The easiest way is to soak the clams in salt water. Make the saltwater by mixing a cup of salt into about three quarts of cold water. Then add the clams and soak for at least a couple of hours or even overnight in the refrigerator. After soaking, scrub the clams well before cooking. Remember that these are still alive so handle gently. If any are cracked or broken, discard.
Steaming is one of the easiest ways of cooking clams, as well as the tastiest, perhaps. You can flavor the liquid with herbs, garlic, and shallots, which can then provide a base for soups, or reduce and thicken it to serve as a sauce.
The following recipe is good for four first-course servings of clams:
1 cup Tamayo Chardonnay
2 teaspoons chopped garlic
2 teaspoons dried red pepper flakes
2 dozen littleneck clams
2 green onions
2 tablespoons cilantro
2 tablespoons butter
Mix the wine, garlic, and red pepper together in a six quart pot with a tight-fitting lid.
Bring to a simmer.
Add clams, cover, and allow to simmer 10-15 minutes, until all the clams have opened. Discard any that are not open.

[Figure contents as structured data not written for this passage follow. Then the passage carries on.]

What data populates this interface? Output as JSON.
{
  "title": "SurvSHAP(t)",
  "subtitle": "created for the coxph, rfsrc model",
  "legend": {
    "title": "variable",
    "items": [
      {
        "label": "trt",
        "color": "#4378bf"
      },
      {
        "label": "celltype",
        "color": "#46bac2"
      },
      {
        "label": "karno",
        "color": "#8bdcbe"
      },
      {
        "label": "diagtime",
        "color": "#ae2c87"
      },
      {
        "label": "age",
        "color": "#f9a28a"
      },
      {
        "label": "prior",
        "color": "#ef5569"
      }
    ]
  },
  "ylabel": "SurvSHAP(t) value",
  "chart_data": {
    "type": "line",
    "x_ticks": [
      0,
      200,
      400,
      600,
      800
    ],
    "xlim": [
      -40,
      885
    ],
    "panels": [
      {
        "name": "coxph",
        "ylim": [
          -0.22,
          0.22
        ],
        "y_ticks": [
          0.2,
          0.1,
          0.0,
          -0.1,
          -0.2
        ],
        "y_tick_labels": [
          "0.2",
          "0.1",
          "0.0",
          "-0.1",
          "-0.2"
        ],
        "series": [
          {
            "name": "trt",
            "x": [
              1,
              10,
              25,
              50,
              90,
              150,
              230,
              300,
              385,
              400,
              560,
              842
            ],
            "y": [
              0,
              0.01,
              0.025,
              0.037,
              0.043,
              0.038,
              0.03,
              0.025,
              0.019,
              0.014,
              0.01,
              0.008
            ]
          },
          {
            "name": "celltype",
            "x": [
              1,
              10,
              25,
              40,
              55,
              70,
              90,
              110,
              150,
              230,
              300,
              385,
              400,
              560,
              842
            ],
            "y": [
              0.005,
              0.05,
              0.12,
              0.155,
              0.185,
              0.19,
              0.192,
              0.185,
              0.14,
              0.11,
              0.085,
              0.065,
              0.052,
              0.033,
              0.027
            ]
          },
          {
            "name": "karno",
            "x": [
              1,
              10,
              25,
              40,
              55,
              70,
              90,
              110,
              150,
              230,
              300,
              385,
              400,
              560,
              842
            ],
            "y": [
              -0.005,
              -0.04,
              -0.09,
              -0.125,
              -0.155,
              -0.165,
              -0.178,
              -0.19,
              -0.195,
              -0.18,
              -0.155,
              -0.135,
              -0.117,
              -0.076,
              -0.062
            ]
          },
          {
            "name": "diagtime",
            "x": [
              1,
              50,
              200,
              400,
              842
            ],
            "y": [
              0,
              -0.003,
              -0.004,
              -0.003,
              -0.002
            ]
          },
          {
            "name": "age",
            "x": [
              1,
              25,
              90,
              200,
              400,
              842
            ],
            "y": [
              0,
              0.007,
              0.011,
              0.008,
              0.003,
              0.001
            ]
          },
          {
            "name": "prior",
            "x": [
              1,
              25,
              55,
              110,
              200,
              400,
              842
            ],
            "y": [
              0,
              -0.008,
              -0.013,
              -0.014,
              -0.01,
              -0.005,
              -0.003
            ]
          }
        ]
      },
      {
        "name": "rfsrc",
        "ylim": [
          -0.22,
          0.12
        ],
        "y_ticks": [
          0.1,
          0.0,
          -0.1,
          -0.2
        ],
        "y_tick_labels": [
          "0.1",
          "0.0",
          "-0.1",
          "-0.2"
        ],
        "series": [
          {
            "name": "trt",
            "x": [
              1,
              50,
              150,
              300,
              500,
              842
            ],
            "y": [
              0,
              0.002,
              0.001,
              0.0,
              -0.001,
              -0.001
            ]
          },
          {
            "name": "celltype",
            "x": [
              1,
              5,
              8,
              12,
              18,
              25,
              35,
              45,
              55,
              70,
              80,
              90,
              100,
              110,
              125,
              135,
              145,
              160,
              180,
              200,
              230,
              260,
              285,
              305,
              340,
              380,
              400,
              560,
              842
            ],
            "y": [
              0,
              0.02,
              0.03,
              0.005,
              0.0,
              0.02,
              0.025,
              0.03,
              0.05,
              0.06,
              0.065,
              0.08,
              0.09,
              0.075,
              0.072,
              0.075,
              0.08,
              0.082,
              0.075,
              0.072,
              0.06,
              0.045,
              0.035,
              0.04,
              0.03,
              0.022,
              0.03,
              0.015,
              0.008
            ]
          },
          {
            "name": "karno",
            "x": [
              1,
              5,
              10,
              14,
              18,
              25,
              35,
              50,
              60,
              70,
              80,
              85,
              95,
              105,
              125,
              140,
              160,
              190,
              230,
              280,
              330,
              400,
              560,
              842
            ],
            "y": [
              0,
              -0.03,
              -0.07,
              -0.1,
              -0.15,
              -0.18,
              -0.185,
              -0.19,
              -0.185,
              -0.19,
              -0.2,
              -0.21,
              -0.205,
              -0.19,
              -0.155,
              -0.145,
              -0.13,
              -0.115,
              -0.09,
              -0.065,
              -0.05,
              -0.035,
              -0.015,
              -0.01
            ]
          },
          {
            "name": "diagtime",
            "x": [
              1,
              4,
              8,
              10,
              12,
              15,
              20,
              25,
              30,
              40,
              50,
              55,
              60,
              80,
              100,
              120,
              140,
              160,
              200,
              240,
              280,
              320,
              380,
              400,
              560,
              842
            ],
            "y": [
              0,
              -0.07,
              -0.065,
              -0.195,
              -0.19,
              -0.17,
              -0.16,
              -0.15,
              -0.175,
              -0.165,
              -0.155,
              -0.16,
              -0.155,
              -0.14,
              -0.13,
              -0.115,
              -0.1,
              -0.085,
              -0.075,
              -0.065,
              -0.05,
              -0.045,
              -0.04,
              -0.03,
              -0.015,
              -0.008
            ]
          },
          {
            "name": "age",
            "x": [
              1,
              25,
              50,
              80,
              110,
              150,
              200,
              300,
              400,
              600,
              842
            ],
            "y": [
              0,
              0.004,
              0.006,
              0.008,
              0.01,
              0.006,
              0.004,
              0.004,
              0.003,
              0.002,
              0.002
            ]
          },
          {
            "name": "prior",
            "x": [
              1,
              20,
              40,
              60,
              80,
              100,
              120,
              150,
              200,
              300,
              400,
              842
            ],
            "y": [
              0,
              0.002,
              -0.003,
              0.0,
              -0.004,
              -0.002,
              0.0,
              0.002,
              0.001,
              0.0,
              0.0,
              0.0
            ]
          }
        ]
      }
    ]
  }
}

Scoop the clams into a bowl and keep warm.
If the liquid is sandy, pour slowly into another pot, leaving the sand behind. Or you can strain the liquid through a cheesecloth.
Reduce the sauce by boiling for a couple of minutes.
Whisk in 2 tablespoons of cold butter to thicken slightly
Chop two tomatoes, two green onions, the cilantro, and sprinkle over the clams.
Pour the broth over the top of the clams.
Serve this with lots of crusty French bread to soak up the broth. I like pairing this with the Tamayo Chardonnay. The slight fruitiness balances well with the spice of the red pepper.